Troy, Mich.— Citizens and officials in Troy today saw the goundbreaking of a controversial transit center that has been in planning for nearly 10 years.
The $6.2 million multi-modal center will replace the nearby Birmingham Amtrak stop and will accommodate passengers of Amtrak trains and SMART buses, taxis, pedestrians and cyclists. Officials said construction will be done by the end of 2013.
Funding for the 28,000-square-foot facility was provided by the Federal Rail Administration and High-Speed Intercity Passenger Rail Program, which is part of the American Recovery and Reinvestment Act of 2009. City officials said no municipal funding is required for the project.
The Michigan Department of Transportation also contributed $350,000 from the state's Comprehensive Transportation Fund for the center, located on the southwest corner of Maple Road and Coolidge Highway.
Troy City Manager Brian Kischnic said the center will strengthen transit options for Troy and Metro Detroit.
This groundbreaking comes at a time when Amtrak's 2012 ridership is at a record high and Michigan is at a crossroads about whether to continue to fix and expand roads or their transportation systems.
The project had been heavily debated for nearly a decade and former Mayor Janice Daniels, who was recalled in the Nov. 7 election, led its opposition campaign. The project was killed in December 2011 with a 4-3 council vote. Daniels called the project "wasteful" and council members were concerned with who would pay the center's annual $32,000 maintenance cost.
"It's absolutely important for economic development," U.S. Congressman Gary Peters said. "It's about the greater Detroit Region and making us a stronger engine for growth."
In a rescheduled vote on Jan. 17, however, the city council reversed its decision and approved the project after local business leaders denounced the city saying its policies were antiquated. Troy Chamber President Michele Hodges helped align the business community's support for the project, which was a deciding factor in its approval.
"This is really big," said MDOT Director Kirk Steudle. "People just want more choices to move around."
"More and more communities like Troy are demanding and accepting improved transit and station enhancements are a response to customer needs," Steudle said. "We consider the multi-modal transit facility to be an integral part of Michigan's Accelerated Rail Program … Imagine this station full of people who walked here from neighborhoods or that rode their bikes here and got on a train that are now going, as [U.S.] Congressman [Gary] Peters said, 'anywhere in the country.'"
The border between Troy/Birmingham is marked by a rail corridor used by Amtrak. The center will be a link in the state's high-speed rail program, which is projected to move people from downtown Detroit to Chicago in four hours. The state recently received a $200 million grant to improve commuter rail service between Dearborn and Kalamazoo and to help increase train speeds to 110mph in some sections, which officials say should be ready by 2014.
Steudle said he's interested in the transit center not only because it's a great link station for the state's high-speed rail, but because it's where the economic development happens.

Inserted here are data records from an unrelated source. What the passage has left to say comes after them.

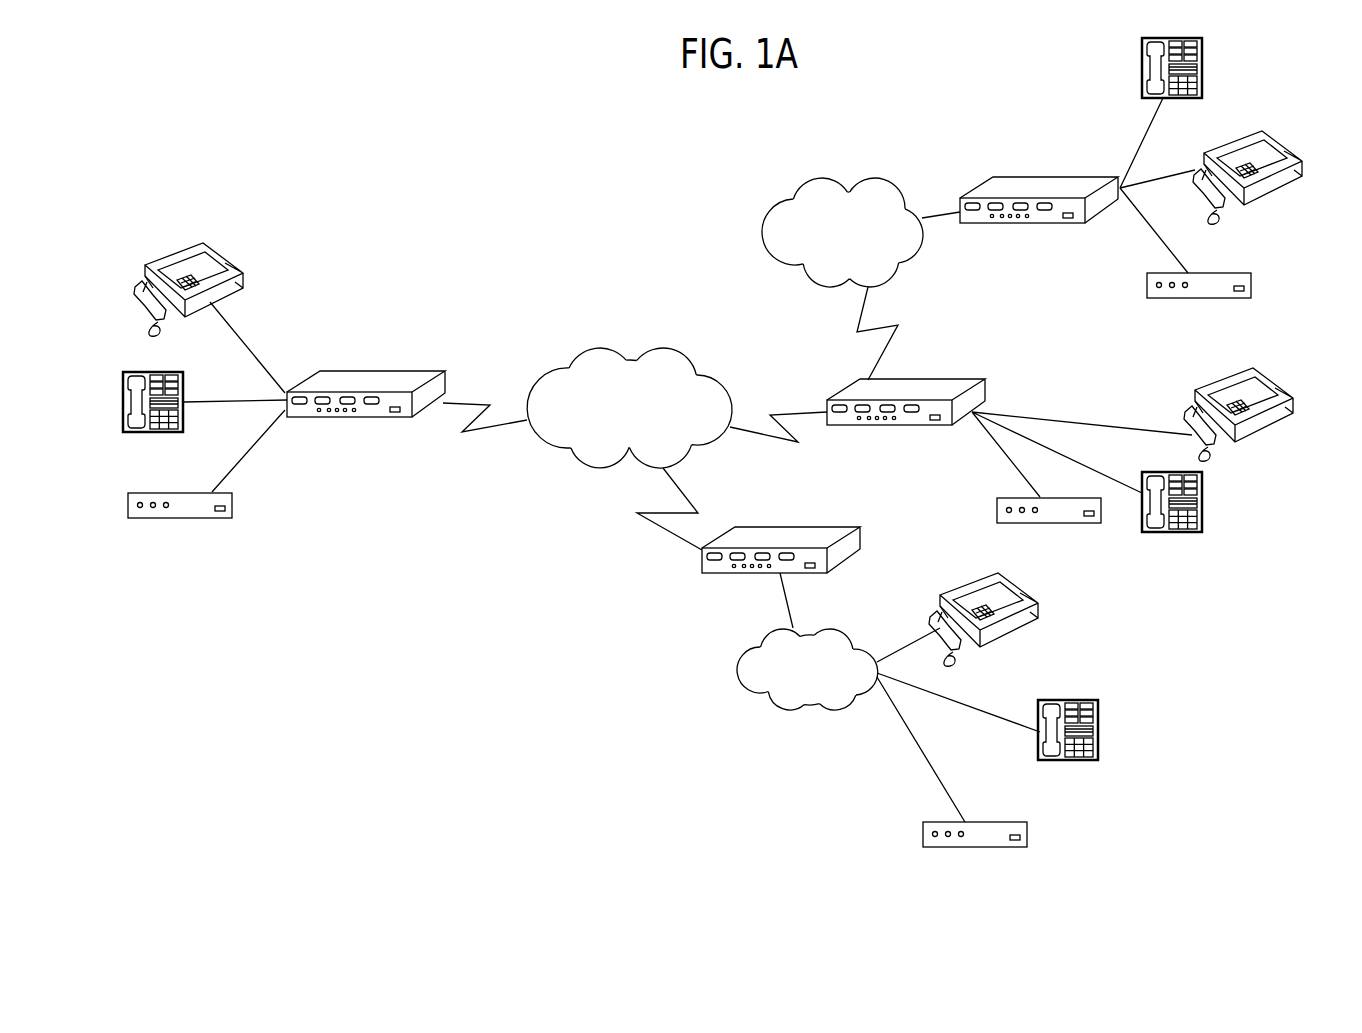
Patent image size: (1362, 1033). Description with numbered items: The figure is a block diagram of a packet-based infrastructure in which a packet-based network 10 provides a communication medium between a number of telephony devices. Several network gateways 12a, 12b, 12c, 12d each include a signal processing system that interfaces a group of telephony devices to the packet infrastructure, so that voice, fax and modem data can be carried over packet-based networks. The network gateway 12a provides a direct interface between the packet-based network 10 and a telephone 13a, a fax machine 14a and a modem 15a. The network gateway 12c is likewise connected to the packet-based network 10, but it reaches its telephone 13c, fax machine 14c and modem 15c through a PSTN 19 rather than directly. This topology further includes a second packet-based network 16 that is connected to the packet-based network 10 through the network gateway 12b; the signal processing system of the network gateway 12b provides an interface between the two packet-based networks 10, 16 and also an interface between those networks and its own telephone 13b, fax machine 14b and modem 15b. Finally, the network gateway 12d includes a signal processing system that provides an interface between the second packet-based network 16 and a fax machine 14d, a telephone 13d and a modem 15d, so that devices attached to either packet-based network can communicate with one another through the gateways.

The packet-based network 10 is at (575, 350).
The network gateway 12a is at (385, 370).
The network gateway 12b is at (850, 380).
The network gateway 12c is at (805, 528).
The network gateway 12d is at (978, 176).
The telephone 13a is at (127, 378).
The telephone 13b is at (1202, 493).
The telephone 13c is at (1072, 700).
The telephone 13d is at (1142, 68).
The fax machine 14a is at (167, 248).
The fax machine 14b is at (1183, 410).
The fax machine 14c is at (960, 580).
The fax machine 14d is at (1262, 128).
The modem 15a is at (148, 492).
The modem 15b is at (1012, 498).
The modem 15c is at (923, 830).
The modem 15d is at (1147, 283).
The second packet-based network 16 is at (810, 175).
The PSTN 19 is at (737, 672).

Peters, who also spoke at the groundbreaking, said the station represents a broader, regional transformation and that the Metro area needs to do what every other major region in the country has done, which is regionalize and coordinate public transportation efforts in southeast Michigan.
"It's absolutely important for economic development," Peters said. "It's about the greater Detroit Region and making us a stronger engine for growth."
"This transit center does not move just people and things forward but it also moves our community from one place to the next as we assume our position in a system of regional transit assets and in the global network," Hodges said.
"We still have to find a business model that will support the operating expenses of this center, which hopefully will one day be transferable to other like projects," she said. "We have to make sure we have a regional transportation authority to bolster this center, as well as others."
Michigan legislators are voting on that very regional authority today. As of 2:30pm, four bills, which establish the Regional Transportation Authority, have passed the Senate.